L'article de Chantal Guy me fait sortir de ma torpeur habituelle du samedi afin de partager avec vous ce que le texte m'inspire.
À la différence d'un autre journaliste - que je n'ai pas besoin de nommer, j'en suis sûr -, les propos de Mme Guy sonnent juste, parce que, je le confirme, ils le sont. Haïti n'est plus la «perle des Antilles» qu'elle était jadis, mais faut comprendre que ce n'est pas sans raison qu'on l'avait ainsi nommée : Haïti séduit, pour peu qu'on en oublie ses petits problèmes, ces petits problèmes dont les médias saturent nos neurones. Oui, il y a le choléra. Oui, il y a le tumulte politique. Oui, il y a des problèmes sociaux énormes. Oui, il y a les catastrophes naturelles à répétition. Tout ça est vrai, et même plus. Mais Haïti, c'est ÇA. Haïti n'est plus la perle qu'elle était, mais elle reste Haïti. Ce qu'elle a perdu en luisance, elle l'a gagnée en résilience. Pour ma part, je décris souvent la vie ici comme un joyeux bordel. Vous avez compris que «bordel» dans ce contexte n'a rien à voir avec une maison close, mais plutôt avec le désordre qui prévaut à tous les niveaux. Et c'est joyeux, c'est rieur, c'est insouciant, c'est je-m'en-foutiste, bref, c'est vivant. Par opposition à mortuaire, si vous me suivez. Car la vie, les amis et les amies, c'est joyeux, n'en doutez pas un seul instant. Et les Haïtiens le savent, eux qui ne connaissent pas le suicide...
Le thème pourrait mériter un approfondissement qui dépasserait largement les cadres de ma petite chronique habituelle. Je ne dis pas que je ne m'y attarderai pas un jour. Mais pas aujourd'hui. Aujourd'hui, je me complais dans le facile, dans le texte de Chantal Guy que je seconde sans réserve aucune. Sa perception est juste, je le redis, car elle ne cherche pas à comprendre le pays et à nous l'expliquer, mais plutôt à nous faire partager ce qu'on sent comme une passion du pays, de ses gens, de ses couleurs et de la vie qui l'habite. Et la passion, par définition, ne se justifie pas. Demander à n'importe quel étranger qui aime ce pays la raison de cet amour, c'est comme demander à des amoureux pourquoi ils s'aiment : on aime l'autre parce qu'il est qui il est.

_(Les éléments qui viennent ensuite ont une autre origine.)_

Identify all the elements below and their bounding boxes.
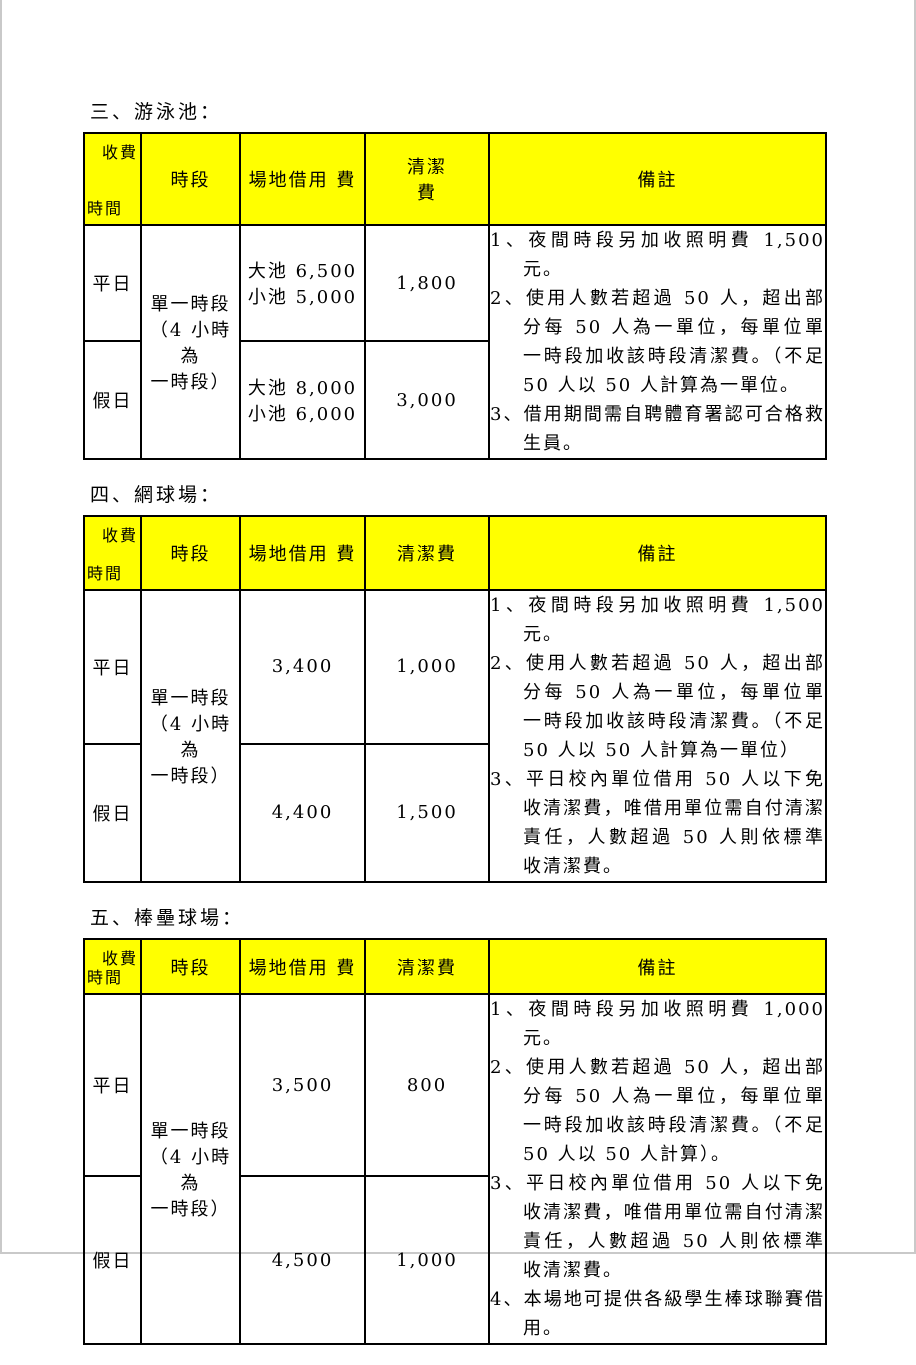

C'est global et inconditionnel. Ainsi en est-il de ce pays tordu : on l'aime parce qu'il est ce qu'il est, avec ses bons côtés comme avec ses mauvais. Remarquez, je ne dis pas que les mauvais côtés sont appréciables : on s'en passerait volontiers. Mais en même temps, on sait que les mauvais côtés balancent, en quelque sorte, ce qui serait d'une perfection ennuyante. Alors qu'on me lâche un peu les baskets avec les problèmes d'Haïti, comme si c'était là l'essence même du pays. Que non. Le pays a ses problèmes, certes, mais sa vérité est ailleurs. Haïti n'est qu'un pays comme bien d'autres, à la culture riche et complexe, à l'histoire exceptionnelle et au mœurs différentes. Qu'on cesse donc de vouloir faire d'Haïti une province américaine ou canadienne! Haïti n'est pas en crise d'identité, Haïti est pauvre, tout simplement. Quand je vois certain journaliste que je ne nommerai pas (le même) clamer du haut de son ignorance l'irresponsabilité des Haïtiens ou leur désintéressement des affaires publiques ou leur apathie ou que sais-je encore, je trouve ça pitoyable. Les Haïtiens ne sont rien de cela. Ce sont des gens qui vivent parce que ce sont des gens qui luttent.
C'est d'ailleurs sur ce fort beau texte de Victor Hugo, tiré des "Châtiments" que je vous laisse.
Ceux qui vivent ce sont qui luttent;Ceux dont le cœur est bon. Ça, ce sont mes Haïtiens...
Ce sont ceux dont un dessein ferme
Emplit l’âme et le front;
Ceux qui, d’un haut destin,
Gravissent l’âpre cime;
Ceux qui marchent pensifs,
Épris d’un goût sublime,
Ayant devant les yeux sans cesse, nuit et jour,
Ou quelque labeur ou quelque grand amour.
C’est le travailleur, pâtre, ouvrier;
Ceux dont le cœur est bon,
Ceux dont les jours sont pleins.
Ceux-là vivent, les autres, je les plains.